Ed Johnson's Grave, Pleasant Garden Cemetery

My dear wife and I frequently walk in the  long abandoned Pleasant Garden Cemetery near our home. It is a poignant place, filled with memories of a distant time, of past cultures, of old truths, of an increasingly distant history. 

Pleasant Garden is a Black cemetery. It served Chattanooga's Black community for more than 100 years until the social upheavals of the 50s and 60s made an anachronism of separate burial grounds .

This afternoon was especially sober. The late sunlight filtered through the trees, making early spring patterns on last fall's leaves. It was quiet, only the rustling of wind among the trees, and the distant sound of traffic.  It was peaceful. It was, indeed, pleasant.

Up a rise from our path we saw the old plastic tulips still keeping quiet sentinel over Ed Johnson's grave.

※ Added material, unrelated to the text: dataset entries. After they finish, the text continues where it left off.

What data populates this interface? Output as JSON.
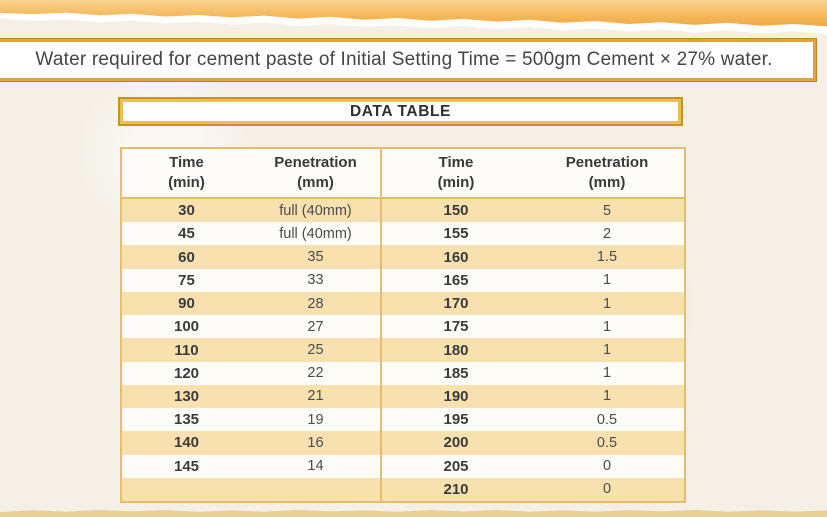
{
  "banner": {
    "text": "Water required for cement paste of Initial Setting Time = 500gm Cement × 27% water."
  },
  "data_table": {
    "title": "DATA TABLE",
    "columns": [
      {
        "label": "Time",
        "unit": "(min)"
      },
      {
        "label": "Penetration",
        "unit": "(mm)"
      },
      {
        "label": "Time",
        "unit": "(min)"
      },
      {
        "label": "Penetration",
        "unit": "(mm)"
      }
    ],
    "rows": [
      [
        "30",
        "full (40mm)",
        "150",
        "5"
      ],
      [
        "45",
        "full (40mm)",
        "155",
        "2"
      ],
      [
        "60",
        "35",
        "160",
        "1.5"
      ],
      [
        "75",
        "33",
        "165",
        "1"
      ],
      [
        "90",
        "28",
        "170",
        "1"
      ],
      [
        "100",
        "27",
        "175",
        "1"
      ],
      [
        "110",
        "25",
        "180",
        "1"
      ],
      [
        "120",
        "22",
        "185",
        "1"
      ],
      [
        "130",
        "21",
        "190",
        "1"
      ],
      [
        "135",
        "19",
        "195",
        "0.5"
      ],
      [
        "140",
        "16",
        "200",
        "0.5"
      ],
      [
        "145",
        "14",
        "205",
        "0"
      ],
      [
        "",
        "",
        "210",
        "0"
      ]
    ]
  },
  "colors": {
    "band_orange": "#efa540",
    "band_orange_light": "#f9d494",
    "box_border": "#dfa53a",
    "box_border_dark": "#c9912c",
    "table_border": "#e5bd6c",
    "row_stripe": "#f8e1ae",
    "bottom_strip": "#e9cf92",
    "text": "#454548"
  }
}
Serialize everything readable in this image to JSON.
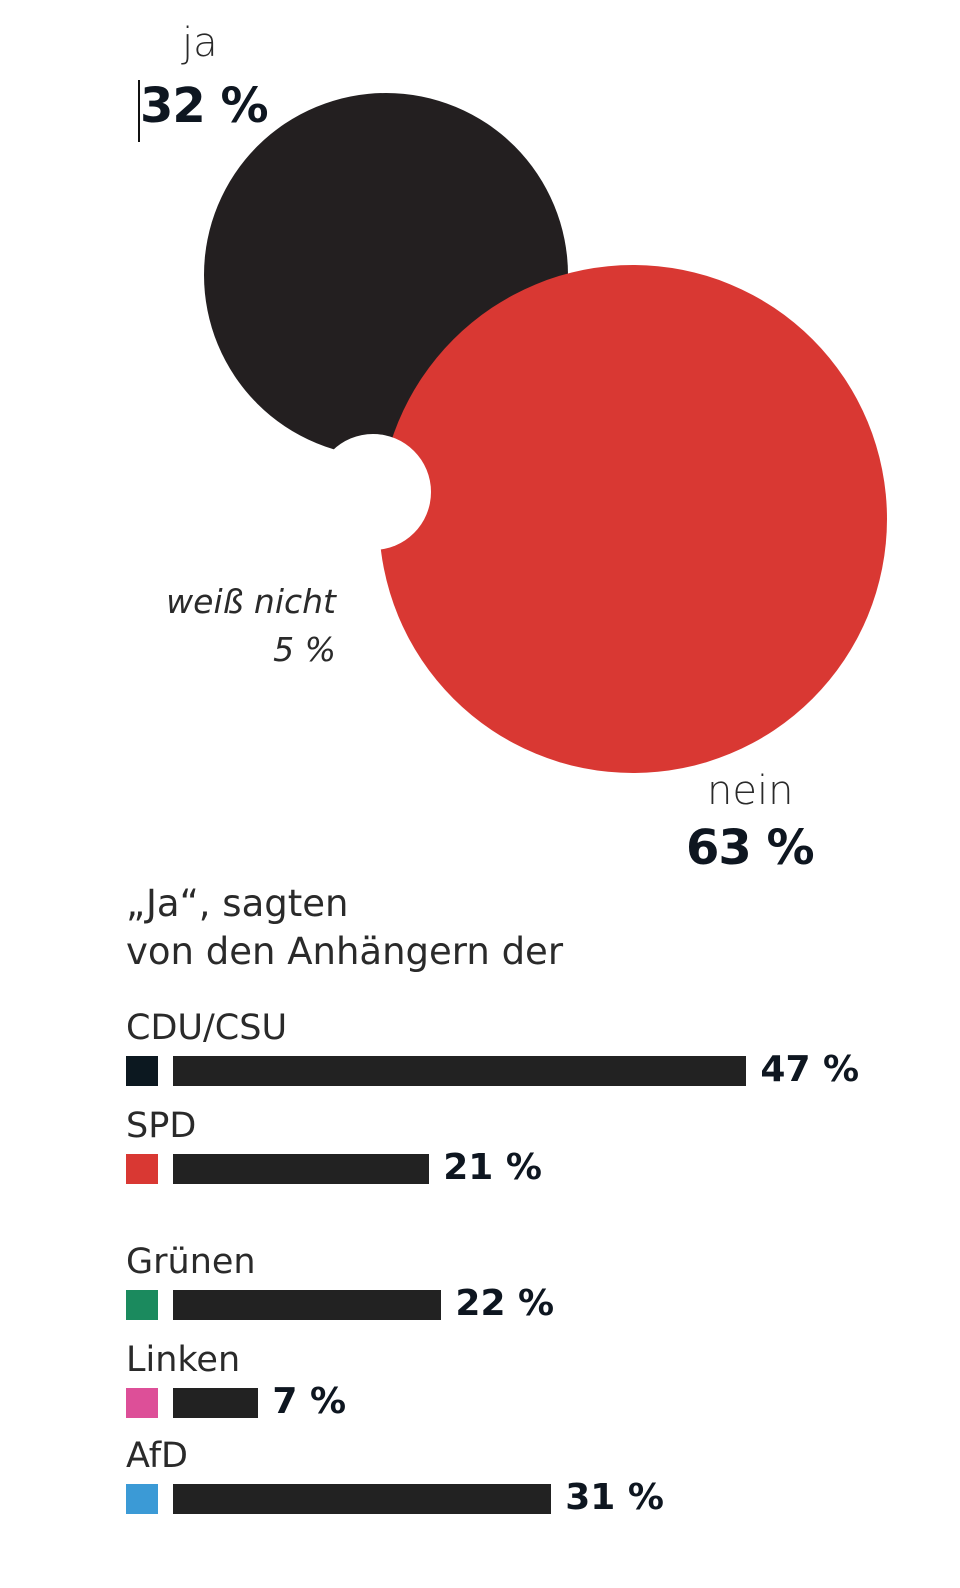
{
  "chart_data": [
    {
      "type": "pie",
      "style": "exploded-circles",
      "slices": [
        {
          "label": "ja",
          "value": 32,
          "value_label": "32 %",
          "color": "#231f20"
        },
        {
          "label": "nein",
          "value": 63,
          "value_label": "63 %",
          "color": "#d93833"
        },
        {
          "label": "weiß nicht",
          "value": 5,
          "value_label": "5 %",
          "color": "#ffffff"
        }
      ]
    },
    {
      "type": "bar",
      "orientation": "horizontal",
      "title_lines": [
        "„Ja“, sagten",
        "von den Anhängern der"
      ],
      "categories": [
        "CDU/CSU",
        "SPD",
        "Grünen",
        "Linken",
        "AfD"
      ],
      "values": [
        47,
        21,
        22,
        7,
        31
      ],
      "value_labels": [
        "47 %",
        "21 %",
        "22 %",
        "7 %",
        "31 %"
      ],
      "swatch_colors": [
        "#0c1820",
        "#d93833",
        "#1b8a5e",
        "#dd4f98",
        "#3b9ad6"
      ],
      "bar_color": "#222222"
    }
  ]
}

Johnson died in 1906. He was victim of Chattanooga's last public lynching.

Some time ago, I shared in Blipfoto a photograph of the grave and some thoughts about Ed Johnson. Tonight, once again, I was caught by the fading light, the interplay of the light on the bare trees and fallen leaves. The plastic tulips over the grave were placed there more than a year ago by some unknown, and there they've maintained vigil.

The world has changed since 1906. I wonder tonight, however, have people changed? Many of us, especially in my country, claim to adhere to the primary tenet of Christianity, that is, Love. 

Ed Jones was lynched in love? The newly developing US policies on refugees are in love? Times change. Do people?

Love is an ideal for which we claim to work. We claim to seek love in our hearts. We claim to share love with others. Certainly, love is an ideal of worth.

Personal opinion now:  love is a goal toward which me must continue to strive, in spite of our human failings, in spite of our weaknesses, in spite of our humanness!